Here is how I did it.
## load picard
module load apps/binapps/picard/3.0
## markduplicates syntax
java -jar $PICARD_JAR/picard.jar MarkDuplicates \
I=/mnt/iusers01/jw01/c02544na/training/dummy/AB1_gencode44_trimmed_TruSeq3_readcountAligned.sortedByCoord.out.bam \
O=AB1_marked_duplicates.bam \
M=AB1_marked_dup_metrics.txt
Then, I received the following error message
Exception in thread "main" java.lang.NullPointerException: Cannot invoke "htsjdk.samtools.SAMReadGroupRecord.getReadGroupId()" because the return value of "htsjdk.samtools.SAMRecord.getReadGroup()" is null
at picard.sam.markduplicates.MarkDuplicates.buildSortedReadEndLists(MarkDuplicates.java:558)
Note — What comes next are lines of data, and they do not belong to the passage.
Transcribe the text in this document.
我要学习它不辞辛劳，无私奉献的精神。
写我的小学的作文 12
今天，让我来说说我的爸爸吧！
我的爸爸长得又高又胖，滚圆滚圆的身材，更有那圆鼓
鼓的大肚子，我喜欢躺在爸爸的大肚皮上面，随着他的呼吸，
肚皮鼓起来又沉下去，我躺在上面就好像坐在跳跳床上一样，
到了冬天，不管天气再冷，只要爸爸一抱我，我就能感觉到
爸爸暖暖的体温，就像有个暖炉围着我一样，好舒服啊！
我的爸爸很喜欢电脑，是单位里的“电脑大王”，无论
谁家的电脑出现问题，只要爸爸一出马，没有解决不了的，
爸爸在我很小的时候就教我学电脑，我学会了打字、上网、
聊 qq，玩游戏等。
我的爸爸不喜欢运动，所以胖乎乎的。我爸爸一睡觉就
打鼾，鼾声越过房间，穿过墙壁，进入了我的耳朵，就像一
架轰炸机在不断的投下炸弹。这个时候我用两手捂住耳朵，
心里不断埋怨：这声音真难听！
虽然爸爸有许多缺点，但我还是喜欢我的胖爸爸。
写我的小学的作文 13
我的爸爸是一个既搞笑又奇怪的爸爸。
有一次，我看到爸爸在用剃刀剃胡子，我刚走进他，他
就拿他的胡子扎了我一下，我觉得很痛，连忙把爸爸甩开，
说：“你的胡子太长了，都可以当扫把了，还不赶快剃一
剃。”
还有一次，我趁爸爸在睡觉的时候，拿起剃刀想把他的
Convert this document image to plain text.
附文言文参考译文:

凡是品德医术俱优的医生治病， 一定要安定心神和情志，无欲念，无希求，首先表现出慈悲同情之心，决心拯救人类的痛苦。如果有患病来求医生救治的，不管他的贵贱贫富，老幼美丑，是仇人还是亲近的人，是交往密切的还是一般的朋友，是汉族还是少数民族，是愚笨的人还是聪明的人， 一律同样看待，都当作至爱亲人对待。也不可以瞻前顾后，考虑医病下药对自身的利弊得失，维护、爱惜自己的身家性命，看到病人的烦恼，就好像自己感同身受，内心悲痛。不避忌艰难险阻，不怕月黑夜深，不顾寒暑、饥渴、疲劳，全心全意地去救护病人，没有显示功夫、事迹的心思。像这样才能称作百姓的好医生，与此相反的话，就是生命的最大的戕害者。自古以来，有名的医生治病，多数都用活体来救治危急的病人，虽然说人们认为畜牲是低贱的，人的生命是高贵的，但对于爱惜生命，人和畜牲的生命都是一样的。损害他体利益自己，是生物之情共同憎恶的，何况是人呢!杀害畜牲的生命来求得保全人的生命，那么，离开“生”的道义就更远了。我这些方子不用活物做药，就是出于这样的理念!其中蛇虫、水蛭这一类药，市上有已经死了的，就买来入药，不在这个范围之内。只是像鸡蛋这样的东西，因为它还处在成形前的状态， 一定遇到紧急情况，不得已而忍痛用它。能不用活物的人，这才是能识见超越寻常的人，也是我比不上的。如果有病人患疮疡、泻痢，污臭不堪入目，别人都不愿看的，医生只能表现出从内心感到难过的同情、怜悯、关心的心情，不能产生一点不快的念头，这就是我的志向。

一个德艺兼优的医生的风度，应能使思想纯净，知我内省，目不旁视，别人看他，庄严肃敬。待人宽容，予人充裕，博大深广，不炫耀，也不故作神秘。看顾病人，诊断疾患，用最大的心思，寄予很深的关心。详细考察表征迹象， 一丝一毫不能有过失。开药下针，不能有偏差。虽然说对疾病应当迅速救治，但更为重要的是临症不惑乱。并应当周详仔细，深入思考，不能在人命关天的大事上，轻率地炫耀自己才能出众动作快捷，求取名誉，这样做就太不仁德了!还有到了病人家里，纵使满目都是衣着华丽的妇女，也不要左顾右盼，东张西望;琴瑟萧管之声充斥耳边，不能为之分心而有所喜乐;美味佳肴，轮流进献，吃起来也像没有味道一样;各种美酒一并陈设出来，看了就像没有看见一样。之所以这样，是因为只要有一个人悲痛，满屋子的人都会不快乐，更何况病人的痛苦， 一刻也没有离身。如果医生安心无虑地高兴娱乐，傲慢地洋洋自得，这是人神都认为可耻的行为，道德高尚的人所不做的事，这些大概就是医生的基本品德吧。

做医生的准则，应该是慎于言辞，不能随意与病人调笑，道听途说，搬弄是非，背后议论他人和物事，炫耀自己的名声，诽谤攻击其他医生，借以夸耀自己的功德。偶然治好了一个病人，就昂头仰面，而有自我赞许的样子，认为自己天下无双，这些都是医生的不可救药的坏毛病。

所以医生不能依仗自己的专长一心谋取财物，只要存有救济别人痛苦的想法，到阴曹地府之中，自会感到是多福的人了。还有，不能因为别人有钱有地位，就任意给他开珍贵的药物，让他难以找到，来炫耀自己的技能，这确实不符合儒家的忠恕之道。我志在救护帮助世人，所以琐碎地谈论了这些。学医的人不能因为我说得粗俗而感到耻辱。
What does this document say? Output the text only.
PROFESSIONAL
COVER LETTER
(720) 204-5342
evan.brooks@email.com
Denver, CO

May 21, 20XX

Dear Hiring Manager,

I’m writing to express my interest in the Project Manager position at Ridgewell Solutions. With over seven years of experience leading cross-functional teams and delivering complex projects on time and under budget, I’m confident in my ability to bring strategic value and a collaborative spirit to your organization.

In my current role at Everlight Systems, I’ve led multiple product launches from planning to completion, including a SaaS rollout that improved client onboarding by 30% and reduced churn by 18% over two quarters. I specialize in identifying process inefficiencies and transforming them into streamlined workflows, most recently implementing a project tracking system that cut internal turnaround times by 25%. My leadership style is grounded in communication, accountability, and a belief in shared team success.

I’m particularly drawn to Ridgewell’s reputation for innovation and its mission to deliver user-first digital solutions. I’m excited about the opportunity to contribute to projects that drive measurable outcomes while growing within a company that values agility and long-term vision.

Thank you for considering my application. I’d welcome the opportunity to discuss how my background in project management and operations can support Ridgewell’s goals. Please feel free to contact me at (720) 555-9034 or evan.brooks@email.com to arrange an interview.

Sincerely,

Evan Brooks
at picard.sam.markduplicates.MarkDuplicates.doWork(MarkDuplicates.java:270)
at picard.cmdline.CommandLineProgram.instanceMain(CommandLineProgram.java:280)
at picard.cmdline.PicardCommandLine.instanceMain(PicardCommandLine.java:105)
at picard.cmdline.PicardCommandLine.main(PicardCommandLine.java:115)
What should I do to fix this?
Many thanks
-
Can you check whether your bam files contain proper @RG entries within the header section?
You can use
samtools view -H
-
I'd use instead
samtools view -H <your bam file> | grep '@RG'
If nothing appears add 'read group' (@RG) by e.g.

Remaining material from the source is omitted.